Human history sure has had its share of “Eureka!” moments.
Language development and our modern human migration out of Africa, both occurring between 50,000 and 100,000 years ago, seem to coincide. Maybe there were earlier attempts to expand into the domain of the Neanderthal that could not succeed until the “Eureka!” moment of acquired language had occurred. For certain, other moments followed.
Circa 40,000 years ago, during the Upper Paleolithic, humans began extracting red ochre from the earth and mining was born, perhaps from deposits like those found in Swaziland and Australia.
Around 10,000 years ago, during the Neolithic period, humans began mining flint for tools and weaponry.
The first known smelting of copper occurred around 7,000 BCE in what is now Turkey and may have been an accidental exposure of ore to heat, perhaps in pursuit of a colorful pigment for decorative purposes.
Recently, at the invitation of Lance Dean, a friend and fellow adventurer across this planet, we engaged in an effort to do some rudimentary smelting. The idea was to take some rocks that I suspected might contain minerals, break them down and subject them to intense heat to see what might be coaxed out of them.
Lance, a retiree living in Elgin, trained as a mechanical engineer, and has had an extensive career around the southwest having worked for mines in Colorado, Nevada, California, Idaho and Arizona. He has traveled every road, either by Jeep or by motorcycle, in Death Valley, with the exception of one because he did not think it an interesting route.
In Lance’s well-appointed workshop, acetylene is the carbon fuel of choice to obtain the heat needed to induce a chemical change in the ore. The setup consists of the fuel tank and an oxygen tank side by side. Hoses feed the fuel that burns and the oxygen that accelerates it.

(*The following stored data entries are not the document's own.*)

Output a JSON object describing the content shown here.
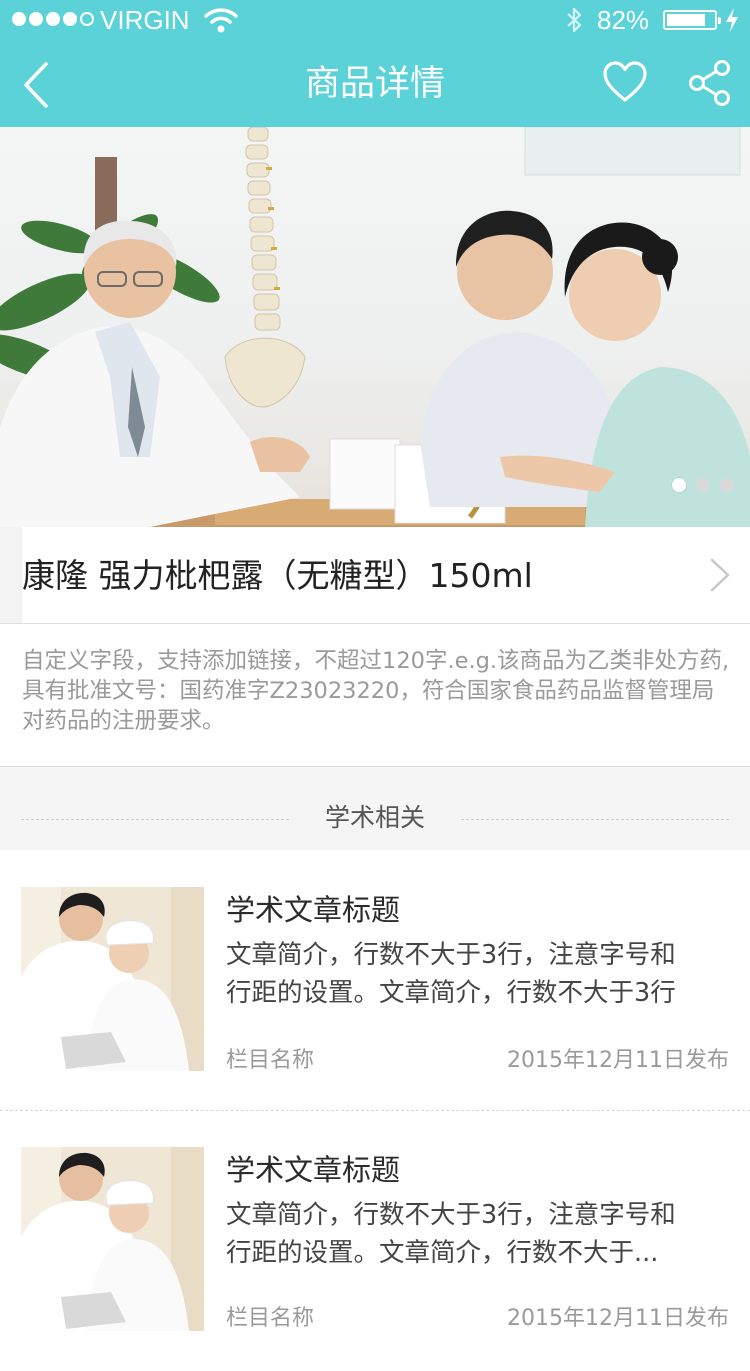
{
  "status_bar": {
    "carrier": "VIRGIN",
    "time": "",
    "battery_percent": "82%",
    "battery_level": 0.82
  },
  "nav": {
    "title": "商品详情",
    "back_icon": "chevron-left-icon",
    "favorite_icon": "heart-icon",
    "share_icon": "share-icon"
  },
  "hero": {
    "slide_count": 3,
    "active_slide": 1
  },
  "product": {
    "name": "康隆 强力枇杷露（无糖型）150ml",
    "description": "自定义字段，支持添加链接，不超过120字.e.g.该商品为乙类非处方药,具有批准文号：国药准字Z23023220，符合国家食品药品监督管理局对药品的注册要求。"
  },
  "section": {
    "title": "学术相关"
  },
  "articles": [
    {
      "title": "学术文章标题",
      "summary": "文章简介，行数不大于3行，注意字号和\n行距的设置。文章简介，行数不大于3行",
      "column": "栏目名称",
      "date": "2015年12月11日发布"
    },
    {
      "title": "学术文章标题",
      "summary": "文章简介，行数不大于3行，注意字号和\n行距的设置。文章简介，行数不大于...",
      "column": "栏目名称",
      "date": "2015年12月11日发布"
    }
  ],
  "colors": {
    "accent": "#5bd1d8",
    "text_primary": "#222222",
    "text_muted": "#9a9a9a",
    "background_band": "#f5f5f5"
  }
}
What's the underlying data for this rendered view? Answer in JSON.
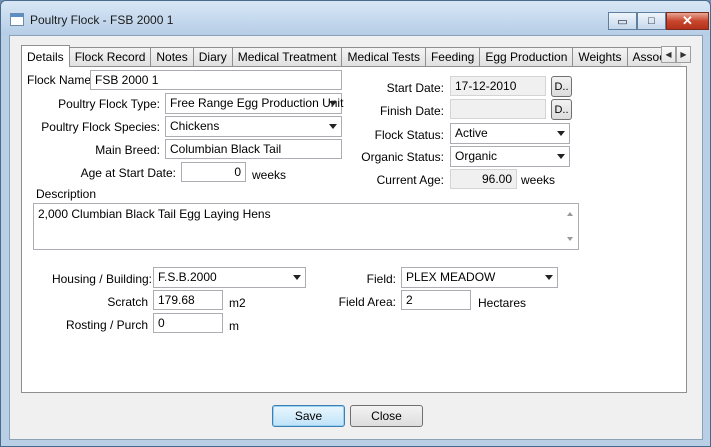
{
  "window": {
    "title": "Poultry Flock - FSB 2000 1",
    "minimize_glyph": "▭",
    "maximize_glyph": "□",
    "close_glyph": "✕"
  },
  "tabs": [
    "Details",
    "Flock Record",
    "Notes",
    "Diary",
    "Medical Treatment",
    "Medical Tests",
    "Feeding",
    "Egg Production",
    "Weights",
    "Associated D"
  ],
  "tab_scroll": {
    "left": "◀",
    "right": "▶"
  },
  "details": {
    "flock_name_label": "Flock Name:",
    "flock_name_value": "FSB 2000 1",
    "type_label": "Poultry Flock Type:",
    "type_value": "Free Range Egg Production Unit",
    "species_label": "Poultry Flock Species:",
    "species_value": "Chickens",
    "breed_label": "Main Breed:",
    "breed_value": "Columbian Black Tail",
    "age_start_label": "Age at Start Date:",
    "age_start_value": "0",
    "age_start_unit": "weeks",
    "start_date_label": "Start Date:",
    "start_date_value": "17-12-2010",
    "finish_date_label": "Finish Date:",
    "finish_date_value": "",
    "date_button_label": "D..",
    "status_label": "Flock Status:",
    "status_value": "Active",
    "organic_label": "Organic Status:",
    "organic_value": "Organic",
    "current_age_label": "Current Age:",
    "current_age_value": "96.00",
    "current_age_unit": "weeks",
    "description_label": "Description",
    "description_value": "2,000 Clumbian Black Tail Egg Laying Hens",
    "housing_label": "Housing / Building:",
    "housing_value": "F.S.B.2000",
    "scratch_label": "Scratch",
    "scratch_value": "179.68",
    "scratch_unit": "m2",
    "rosting_label": "Rosting / Purch",
    "rosting_value": "0",
    "rosting_unit": "m",
    "field_label": "Field:",
    "field_value": "PLEX MEADOW",
    "field_area_label": "Field Area:",
    "field_area_value": "2",
    "field_area_unit": "Hectares"
  },
  "buttons": {
    "save": "Save",
    "close": "Close"
  }
}
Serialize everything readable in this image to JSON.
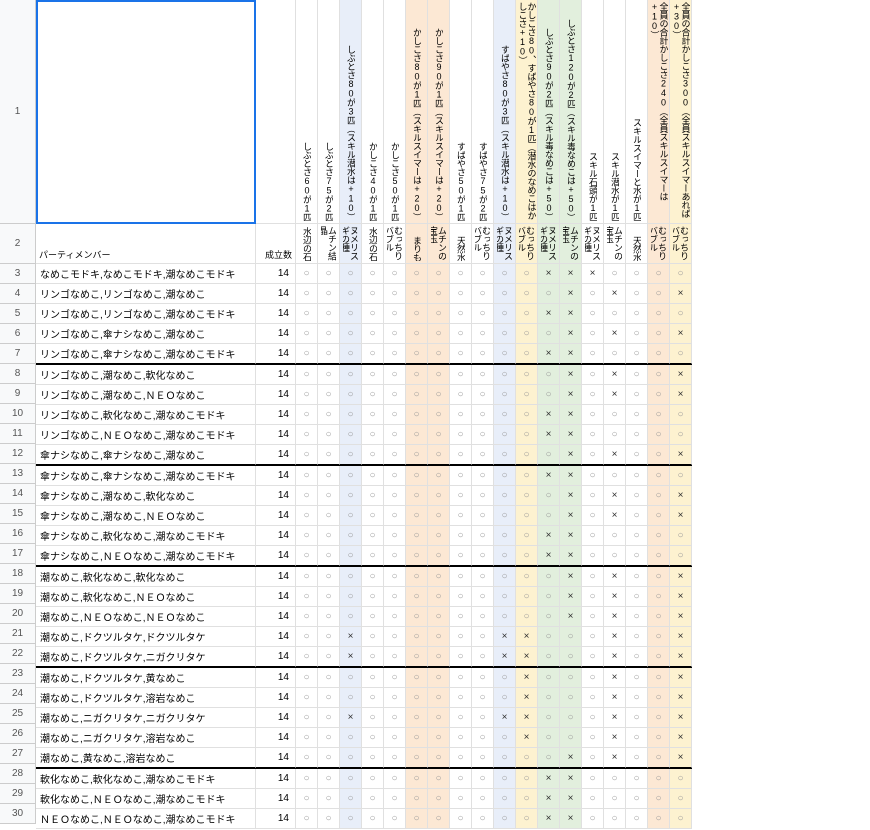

I crush the first bit of rock that I have chosen with a ball peen hammer. The rock is from the waste rock pile at a former gold mine. I think that it might be promising because it has a quartz/limestone contact zone, with red staining that could be iron and I know that iron sometimes rides with gold. The crushed heap is on a thick 7” diameter round piece of heat treated steel. This will be our forge.

The acetylene valve that feeds the gas to the tip of the brass nozzle is opened. A spark lighter is squeezed and a piece of steel strikes a flint, makes a spark, and a deep throated whoosh signals that a jet of gas has ignited. To get the flame focused and under control the compressed oxygen valve is opened and suddenly the wildly vacillating and black smoking flame becomes a cone with a point. Within the cone is another, smaller, more intense burning cone with a smaller tip and this is where the business will be done.
After a minute the heat source is removed. The remains, a combination of ash and glasslike orbs, are worked over with a paint scraper and the hammer. Everything crumbles into smaller pieces. Nothing solid is left, just dust.
The second rock that I chose to work on had been collected from the same waste pile. It has some very nicely formed quartz crystals stained with what appears to be yellow sulfides. We bust this specimen up and subject it to the torch. This rock pops and flakes with what looks like tiny sparklers going off. Lance notes that we may be igniting the sulfur. We are heating to what Lance guesses is over 2000° F, but nothing runs out. I again pound on our previously molten, but now cooled heap, and try to separate out any hard, non-crumbling bits. I see what I think might be pyrite but the pieces are too small to isolate. We decide to heat it again and this time I work the torch.

The reheat yields nothing of interest, but now I’ve learned the importance of welding goggles in keeping a persistent red dot from forming and obscuring my field of vision.
For my last try I go into my Planters Nuts can to retrieve some small rocks that I have hacked out of a mine wall. The mineralization is more obvious. The pieces are a combination of malachite green and azurite blue crystals, indicative of copper.

I hesitate to sacrifice them to the fire-god at the tip of the brass-nozzled acetylene torch but I am deeply curious about what I have collected, about what I can discover. I decide to put this batch to the flame. The ball peen hammer strikes and crushes the blue sparkles into smaller sparkles.
This time we coat the sample with a flux of Borax which is meant to let the heat in but coat the mineral content to prevent it from oxidizing.
I strike-light the torch and bring it to the ore slowly, and from above. The sample gives off a different flame this time. It has a soft green hue.
When the firing ends, and the small bubbling rock cools, I take the hammer to it. This time there is a small glassy orb that when struck, shatters, but leaves behind a hard, spherical pellet. The pellet, when struck, does not crumble. When struck again, harder, it flattens a bit.
Lance, seeing this, exclaims, “By God, you’ve got a piece of metal!” I don’t know Greek, but I think that statement can be crushed down to “Eureka!”